Reach for something else instead
- Vision-language models — ask a specific question, get a specific answer.
- CLIP — for retrieval and ranking, if you don't need generation.
- Human captions — for accessibility that matters, still the standard.
- CHAIR / SPICE — if you must have a metric, at least use one that checks something real.
Sources & further reading
- Vinyals et al. (2015), Show and Tell: A Neural Image Caption Generator — the CNN-to-LSTM template.
- Xu et al. (2015), Show, Attend and Tell — attention, and visualisable evidence it was looking at the right thing.
- Rohrbach et al. (2018), Object Hallucination in Image Captioning — CHAIR; models describe objects that aren't there, from language priors.
Primary sources, listed so you can check the claims on this page rather than take them on trust.
Where people go wrong
- Reporting CIDEr.
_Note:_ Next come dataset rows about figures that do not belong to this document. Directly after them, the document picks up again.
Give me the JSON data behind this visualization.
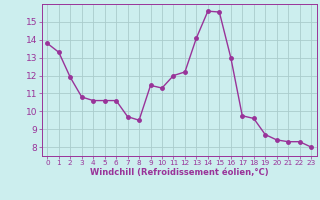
{
  "x": [
    0,
    1,
    2,
    3,
    4,
    5,
    6,
    7,
    8,
    9,
    10,
    11,
    12,
    13,
    14,
    15,
    16,
    17,
    18,
    19,
    20,
    21,
    22,
    23
  ],
  "y": [
    13.8,
    13.3,
    11.9,
    10.8,
    10.6,
    10.6,
    10.6,
    9.7,
    9.5,
    11.45,
    11.3,
    12.0,
    12.2,
    14.1,
    15.6,
    15.55,
    13.0,
    9.75,
    9.6,
    8.7,
    8.4,
    8.3,
    8.3,
    8.0
  ],
  "line_color": "#993399",
  "marker": "o",
  "marker_size": 2.5,
  "linewidth": 1.0,
  "bg_color": "#cceeee",
  "grid_color": "#aacccc",
  "xlabel": "Windchill (Refroidissement éolien,°C)",
  "ylim": [
    7.5,
    16.0
  ],
  "xlim": [
    -0.5,
    23.5
  ],
  "yticks": [
    8,
    9,
    10,
    11,
    12,
    13,
    14,
    15
  ],
  "xticks": [
    0,
    1,
    2,
    3,
    4,
    5,
    6,
    7,
    8,
    9,
    10,
    11,
    12,
    13,
    14,
    15,
    16,
    17,
    18,
    19,
    20,
    21,
    22,
    23
  ],
  "tick_color": "#993399",
  "label_color": "#993399",
  "xlabel_fontsize": 6.0,
  "ytick_fontsize": 6.5,
  "xtick_fontsize": 5.2
}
Models trained to maximise it produce worse captions by human judgement, and this has been measured repeatedly.
- Treating benchmark saturation as task completion. The benchmark was solved a decade ago; the task wasn't.
- Assuming mentioned objects are present. That's object hallucination, and it's the same failure as in language models.
- Shipping generic alt text. The one application that matters is the one where blandness fails hardest.